When I was interviewed for Ministry training I was told I would be a different person by the time they had finished with me. Gosh! It sounded a bit scary!
Here I am, half way through the first semester and, having been scared to death of being in a college environment and my own ability, I have found a world that oozes the very subject I have adored for more than a quarter of a century. Here I am, a person that is so opposite to the me of twenty five years ago. Here I am, absorbing every moment of college and home life and learning to read myself in a way that most people would find totally frightening. Here I am! If this is me now, I’m intrigued to know what the person they will change me into will be like.
I don’t walk this path alone. I’ve been issued with a mentor to take all my personal problems and concerns to and I’ve been blessed with being issued with someone who I know I can trust and is calm and gentle enough to get through to me with balanced conversation. I’ve started the course at the same time as someone I have known for some time and get on well with. The other student also helped to organise me in the first few weeks when I was over-whelmed with the amount of information I was snowed under with, we make a great supportive duo.

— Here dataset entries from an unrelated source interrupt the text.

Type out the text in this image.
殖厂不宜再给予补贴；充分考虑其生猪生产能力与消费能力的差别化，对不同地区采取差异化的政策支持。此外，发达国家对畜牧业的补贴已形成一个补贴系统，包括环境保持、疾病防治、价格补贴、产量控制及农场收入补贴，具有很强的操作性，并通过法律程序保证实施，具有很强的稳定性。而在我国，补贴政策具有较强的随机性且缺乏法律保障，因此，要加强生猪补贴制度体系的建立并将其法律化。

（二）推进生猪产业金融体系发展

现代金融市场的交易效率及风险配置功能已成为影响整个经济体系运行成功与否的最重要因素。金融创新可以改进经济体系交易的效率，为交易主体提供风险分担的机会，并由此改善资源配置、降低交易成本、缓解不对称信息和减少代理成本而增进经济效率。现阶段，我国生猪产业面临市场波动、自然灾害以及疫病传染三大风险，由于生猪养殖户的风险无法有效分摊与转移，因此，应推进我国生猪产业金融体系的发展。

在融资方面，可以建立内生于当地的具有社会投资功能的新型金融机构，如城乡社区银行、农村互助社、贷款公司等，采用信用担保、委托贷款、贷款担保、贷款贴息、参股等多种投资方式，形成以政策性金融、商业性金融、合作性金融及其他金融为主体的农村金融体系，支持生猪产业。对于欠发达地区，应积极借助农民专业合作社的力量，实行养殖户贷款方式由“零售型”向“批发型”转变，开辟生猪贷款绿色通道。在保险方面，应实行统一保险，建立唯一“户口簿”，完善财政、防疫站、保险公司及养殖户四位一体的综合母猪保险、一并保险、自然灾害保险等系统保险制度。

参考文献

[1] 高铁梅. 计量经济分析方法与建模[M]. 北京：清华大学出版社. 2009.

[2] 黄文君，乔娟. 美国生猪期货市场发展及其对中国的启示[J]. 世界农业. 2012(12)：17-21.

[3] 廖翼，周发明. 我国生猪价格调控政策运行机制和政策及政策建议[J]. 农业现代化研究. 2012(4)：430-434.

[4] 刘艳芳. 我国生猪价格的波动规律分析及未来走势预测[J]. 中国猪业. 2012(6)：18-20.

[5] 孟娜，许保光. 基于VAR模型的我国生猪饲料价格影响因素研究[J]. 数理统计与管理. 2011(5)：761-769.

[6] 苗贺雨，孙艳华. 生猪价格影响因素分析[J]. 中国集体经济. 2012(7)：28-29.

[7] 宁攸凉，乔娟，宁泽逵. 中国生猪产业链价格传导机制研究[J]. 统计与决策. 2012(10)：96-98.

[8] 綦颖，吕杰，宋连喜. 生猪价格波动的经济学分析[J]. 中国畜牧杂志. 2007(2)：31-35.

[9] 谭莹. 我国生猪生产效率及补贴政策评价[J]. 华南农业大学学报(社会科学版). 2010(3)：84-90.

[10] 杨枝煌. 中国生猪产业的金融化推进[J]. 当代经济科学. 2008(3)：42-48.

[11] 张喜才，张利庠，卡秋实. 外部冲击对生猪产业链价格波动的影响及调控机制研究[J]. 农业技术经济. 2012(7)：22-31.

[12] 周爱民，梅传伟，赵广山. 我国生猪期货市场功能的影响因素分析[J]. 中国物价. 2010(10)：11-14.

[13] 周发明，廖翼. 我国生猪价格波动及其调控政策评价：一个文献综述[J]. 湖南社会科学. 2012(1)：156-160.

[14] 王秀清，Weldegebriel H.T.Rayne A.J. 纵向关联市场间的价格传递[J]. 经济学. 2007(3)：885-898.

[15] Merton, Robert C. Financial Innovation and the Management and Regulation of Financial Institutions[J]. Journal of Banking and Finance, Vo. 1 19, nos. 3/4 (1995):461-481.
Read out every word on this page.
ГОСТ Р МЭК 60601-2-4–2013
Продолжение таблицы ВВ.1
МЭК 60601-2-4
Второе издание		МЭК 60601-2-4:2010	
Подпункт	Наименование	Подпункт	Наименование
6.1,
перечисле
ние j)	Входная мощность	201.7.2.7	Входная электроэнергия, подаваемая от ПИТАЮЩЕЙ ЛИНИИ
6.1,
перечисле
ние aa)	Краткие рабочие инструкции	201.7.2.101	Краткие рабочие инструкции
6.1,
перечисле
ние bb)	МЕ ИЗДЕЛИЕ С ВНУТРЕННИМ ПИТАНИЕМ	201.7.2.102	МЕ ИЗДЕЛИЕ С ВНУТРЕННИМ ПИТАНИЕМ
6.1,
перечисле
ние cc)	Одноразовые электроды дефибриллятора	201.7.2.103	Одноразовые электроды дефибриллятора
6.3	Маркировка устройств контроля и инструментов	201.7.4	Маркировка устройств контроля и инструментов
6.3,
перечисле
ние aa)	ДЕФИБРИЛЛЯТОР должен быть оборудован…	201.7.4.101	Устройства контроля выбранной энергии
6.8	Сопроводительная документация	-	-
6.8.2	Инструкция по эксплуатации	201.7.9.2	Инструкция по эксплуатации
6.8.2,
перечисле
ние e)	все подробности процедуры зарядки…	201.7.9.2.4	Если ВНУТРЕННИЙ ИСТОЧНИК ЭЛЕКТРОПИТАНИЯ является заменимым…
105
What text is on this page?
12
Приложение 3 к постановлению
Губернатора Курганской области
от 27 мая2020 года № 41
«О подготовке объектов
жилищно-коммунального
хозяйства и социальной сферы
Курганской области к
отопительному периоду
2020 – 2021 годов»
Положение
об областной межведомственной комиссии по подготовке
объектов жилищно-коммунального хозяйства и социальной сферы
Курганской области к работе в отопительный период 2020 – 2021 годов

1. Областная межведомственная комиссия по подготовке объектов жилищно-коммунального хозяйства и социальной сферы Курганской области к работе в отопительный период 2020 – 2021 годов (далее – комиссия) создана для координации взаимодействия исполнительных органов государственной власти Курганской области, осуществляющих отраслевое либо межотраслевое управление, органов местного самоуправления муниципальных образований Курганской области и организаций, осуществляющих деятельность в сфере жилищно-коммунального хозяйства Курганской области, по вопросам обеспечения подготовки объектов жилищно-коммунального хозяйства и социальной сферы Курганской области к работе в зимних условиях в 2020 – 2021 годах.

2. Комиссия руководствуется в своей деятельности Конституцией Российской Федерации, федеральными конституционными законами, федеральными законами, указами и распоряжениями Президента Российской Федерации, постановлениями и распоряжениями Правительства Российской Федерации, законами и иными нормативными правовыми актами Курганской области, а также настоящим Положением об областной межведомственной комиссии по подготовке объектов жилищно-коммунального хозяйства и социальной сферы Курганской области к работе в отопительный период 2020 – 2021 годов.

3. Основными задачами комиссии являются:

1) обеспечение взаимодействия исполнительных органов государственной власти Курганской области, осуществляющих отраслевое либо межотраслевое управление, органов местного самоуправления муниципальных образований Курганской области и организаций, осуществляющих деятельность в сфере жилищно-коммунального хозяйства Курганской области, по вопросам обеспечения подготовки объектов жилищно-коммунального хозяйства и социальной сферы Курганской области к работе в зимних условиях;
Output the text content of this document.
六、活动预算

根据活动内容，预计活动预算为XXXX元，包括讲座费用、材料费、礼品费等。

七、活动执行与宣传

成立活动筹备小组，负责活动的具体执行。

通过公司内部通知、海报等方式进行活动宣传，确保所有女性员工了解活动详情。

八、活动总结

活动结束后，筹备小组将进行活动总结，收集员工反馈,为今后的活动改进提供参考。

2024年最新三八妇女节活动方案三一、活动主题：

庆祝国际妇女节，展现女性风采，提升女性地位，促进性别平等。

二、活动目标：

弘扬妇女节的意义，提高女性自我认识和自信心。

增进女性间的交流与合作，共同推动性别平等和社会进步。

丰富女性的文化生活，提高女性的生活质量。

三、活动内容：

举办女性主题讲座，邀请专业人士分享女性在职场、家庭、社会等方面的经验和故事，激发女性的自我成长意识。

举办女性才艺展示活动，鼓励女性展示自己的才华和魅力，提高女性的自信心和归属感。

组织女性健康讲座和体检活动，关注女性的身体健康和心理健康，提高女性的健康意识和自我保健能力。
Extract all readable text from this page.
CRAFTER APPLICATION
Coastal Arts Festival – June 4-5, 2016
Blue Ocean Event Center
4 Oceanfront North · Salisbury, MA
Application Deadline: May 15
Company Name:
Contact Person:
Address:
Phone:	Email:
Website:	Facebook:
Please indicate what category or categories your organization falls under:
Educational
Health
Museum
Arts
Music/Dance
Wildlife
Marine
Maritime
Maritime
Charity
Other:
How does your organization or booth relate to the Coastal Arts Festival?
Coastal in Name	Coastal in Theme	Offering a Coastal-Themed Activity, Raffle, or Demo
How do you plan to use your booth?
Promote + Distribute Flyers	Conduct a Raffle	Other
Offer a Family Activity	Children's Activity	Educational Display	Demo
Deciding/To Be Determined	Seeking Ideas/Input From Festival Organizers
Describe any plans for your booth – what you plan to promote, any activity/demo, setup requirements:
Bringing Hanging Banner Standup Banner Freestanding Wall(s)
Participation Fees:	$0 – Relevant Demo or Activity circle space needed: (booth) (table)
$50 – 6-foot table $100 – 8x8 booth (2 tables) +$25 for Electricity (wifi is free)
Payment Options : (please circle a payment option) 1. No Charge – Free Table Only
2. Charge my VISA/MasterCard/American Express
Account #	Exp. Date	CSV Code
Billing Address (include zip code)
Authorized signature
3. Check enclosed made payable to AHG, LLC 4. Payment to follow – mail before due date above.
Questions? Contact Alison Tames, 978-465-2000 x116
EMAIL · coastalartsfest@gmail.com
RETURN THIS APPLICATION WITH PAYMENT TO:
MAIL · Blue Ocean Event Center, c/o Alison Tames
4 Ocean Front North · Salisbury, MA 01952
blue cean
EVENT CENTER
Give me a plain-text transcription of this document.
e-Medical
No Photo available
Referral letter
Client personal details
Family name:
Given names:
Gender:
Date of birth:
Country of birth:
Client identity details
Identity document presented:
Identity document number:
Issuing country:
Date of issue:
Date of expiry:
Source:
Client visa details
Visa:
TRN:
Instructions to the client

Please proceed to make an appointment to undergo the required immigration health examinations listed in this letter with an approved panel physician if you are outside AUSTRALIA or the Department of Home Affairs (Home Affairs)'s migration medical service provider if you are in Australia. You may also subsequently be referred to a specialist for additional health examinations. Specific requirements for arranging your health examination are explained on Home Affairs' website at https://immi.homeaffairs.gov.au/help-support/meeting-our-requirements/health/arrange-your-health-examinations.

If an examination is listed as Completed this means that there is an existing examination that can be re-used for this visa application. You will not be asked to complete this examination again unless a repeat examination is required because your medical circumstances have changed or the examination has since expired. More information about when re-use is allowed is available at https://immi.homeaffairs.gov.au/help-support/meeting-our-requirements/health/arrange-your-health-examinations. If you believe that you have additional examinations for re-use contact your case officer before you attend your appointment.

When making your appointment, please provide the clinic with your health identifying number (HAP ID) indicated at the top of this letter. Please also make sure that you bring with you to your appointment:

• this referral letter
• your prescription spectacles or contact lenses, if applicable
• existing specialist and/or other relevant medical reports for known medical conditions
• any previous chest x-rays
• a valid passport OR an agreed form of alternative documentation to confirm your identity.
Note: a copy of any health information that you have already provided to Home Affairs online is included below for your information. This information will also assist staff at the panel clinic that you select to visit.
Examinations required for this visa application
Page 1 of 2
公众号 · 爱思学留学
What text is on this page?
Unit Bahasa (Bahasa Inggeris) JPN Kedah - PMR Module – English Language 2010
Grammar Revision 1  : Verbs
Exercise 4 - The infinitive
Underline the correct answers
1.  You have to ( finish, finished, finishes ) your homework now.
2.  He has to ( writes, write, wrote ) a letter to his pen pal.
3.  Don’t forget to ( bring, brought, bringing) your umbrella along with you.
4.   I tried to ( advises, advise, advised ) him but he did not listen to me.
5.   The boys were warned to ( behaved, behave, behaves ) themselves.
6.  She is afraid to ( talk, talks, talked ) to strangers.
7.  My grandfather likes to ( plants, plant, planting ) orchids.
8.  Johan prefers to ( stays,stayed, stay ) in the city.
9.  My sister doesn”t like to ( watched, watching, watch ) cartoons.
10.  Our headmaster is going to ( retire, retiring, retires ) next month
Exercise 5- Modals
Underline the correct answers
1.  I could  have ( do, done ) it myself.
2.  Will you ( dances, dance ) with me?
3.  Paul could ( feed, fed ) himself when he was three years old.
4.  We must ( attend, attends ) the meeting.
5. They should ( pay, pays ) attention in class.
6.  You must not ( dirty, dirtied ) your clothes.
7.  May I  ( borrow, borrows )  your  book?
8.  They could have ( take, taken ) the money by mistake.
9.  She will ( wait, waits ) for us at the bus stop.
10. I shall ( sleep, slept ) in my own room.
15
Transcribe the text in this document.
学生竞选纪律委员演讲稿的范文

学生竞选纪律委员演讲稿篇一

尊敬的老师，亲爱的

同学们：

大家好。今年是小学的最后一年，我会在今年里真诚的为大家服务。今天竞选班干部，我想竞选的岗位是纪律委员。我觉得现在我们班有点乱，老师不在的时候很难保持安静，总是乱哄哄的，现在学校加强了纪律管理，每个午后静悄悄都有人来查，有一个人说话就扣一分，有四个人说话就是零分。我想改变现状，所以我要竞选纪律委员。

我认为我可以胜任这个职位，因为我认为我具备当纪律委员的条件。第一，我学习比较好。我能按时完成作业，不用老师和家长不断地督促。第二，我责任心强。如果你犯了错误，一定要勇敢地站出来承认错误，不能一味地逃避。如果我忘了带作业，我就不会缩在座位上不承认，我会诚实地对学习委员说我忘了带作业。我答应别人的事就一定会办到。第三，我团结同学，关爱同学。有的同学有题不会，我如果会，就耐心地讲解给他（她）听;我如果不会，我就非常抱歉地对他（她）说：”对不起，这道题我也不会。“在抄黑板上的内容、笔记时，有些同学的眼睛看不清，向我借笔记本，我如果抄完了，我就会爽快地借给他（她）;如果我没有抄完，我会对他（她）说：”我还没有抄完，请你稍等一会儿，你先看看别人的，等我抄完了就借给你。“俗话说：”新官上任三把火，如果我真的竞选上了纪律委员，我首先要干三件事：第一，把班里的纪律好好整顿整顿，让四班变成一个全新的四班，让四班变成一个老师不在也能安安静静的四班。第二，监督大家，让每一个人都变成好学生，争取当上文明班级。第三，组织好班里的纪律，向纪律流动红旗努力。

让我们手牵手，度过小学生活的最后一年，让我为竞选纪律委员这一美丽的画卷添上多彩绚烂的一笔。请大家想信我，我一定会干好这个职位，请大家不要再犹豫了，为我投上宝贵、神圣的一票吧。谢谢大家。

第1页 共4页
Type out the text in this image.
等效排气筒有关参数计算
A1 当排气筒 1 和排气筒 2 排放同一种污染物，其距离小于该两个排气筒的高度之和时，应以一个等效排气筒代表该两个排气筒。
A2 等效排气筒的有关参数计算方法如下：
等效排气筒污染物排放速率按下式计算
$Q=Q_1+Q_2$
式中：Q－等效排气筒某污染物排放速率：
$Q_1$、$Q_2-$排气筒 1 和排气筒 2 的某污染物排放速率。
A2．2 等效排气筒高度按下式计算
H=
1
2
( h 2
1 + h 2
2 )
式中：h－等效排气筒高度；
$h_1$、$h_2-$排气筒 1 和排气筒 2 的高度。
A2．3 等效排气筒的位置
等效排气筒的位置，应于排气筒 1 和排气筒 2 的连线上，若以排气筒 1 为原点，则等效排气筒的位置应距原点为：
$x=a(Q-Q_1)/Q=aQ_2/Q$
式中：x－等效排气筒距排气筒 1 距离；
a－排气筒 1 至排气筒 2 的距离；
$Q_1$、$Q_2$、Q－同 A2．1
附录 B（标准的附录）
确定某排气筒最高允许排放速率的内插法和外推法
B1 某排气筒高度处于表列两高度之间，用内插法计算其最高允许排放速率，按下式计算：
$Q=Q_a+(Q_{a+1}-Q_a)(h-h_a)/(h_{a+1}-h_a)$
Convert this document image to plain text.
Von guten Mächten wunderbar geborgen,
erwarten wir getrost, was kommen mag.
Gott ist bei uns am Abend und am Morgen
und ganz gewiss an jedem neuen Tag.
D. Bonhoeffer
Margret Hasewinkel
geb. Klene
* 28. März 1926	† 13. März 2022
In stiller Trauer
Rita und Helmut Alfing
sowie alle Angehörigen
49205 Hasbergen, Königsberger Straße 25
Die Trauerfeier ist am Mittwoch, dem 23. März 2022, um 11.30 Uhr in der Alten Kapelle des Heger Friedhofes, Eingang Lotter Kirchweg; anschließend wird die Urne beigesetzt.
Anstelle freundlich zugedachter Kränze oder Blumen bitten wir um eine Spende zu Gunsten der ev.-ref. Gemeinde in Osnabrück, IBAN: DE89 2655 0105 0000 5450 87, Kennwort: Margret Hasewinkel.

There are many others in the complex system that know more about the vocation I have chosen than I yet do. These people are there, in contact but waiting. Ministry is a lonely and stressful career choice and I am aware of the path that lies ahead even though I’m aware I’m not experienced enough to really know how much it will burden my soul in the years to come. Now, is when I am being taught to unburden. The price of sanity lies with being able to turn to others and that’s something I’ve never been good at in the past, much to my cost.
Here I am, at the beginning of a new chapter in my life and so full that I wish I could scoop up everyone and everything I love into my arms and hold it tight. I feel like I’m finally doing something I love and learning to do something so very special .............. giving something back, helping, loving, supporting and dedicating myself to others. Even though I know I’ve failed so dreadfully at this in the past (although there have been wonderful times too). All my past hurts and failings have helped me learn how NOT to do things and now I’m learning how to do things well.
The wonders of life, of living, of being in a world where just making a miniscule difference seems worth it. Bring it on!!!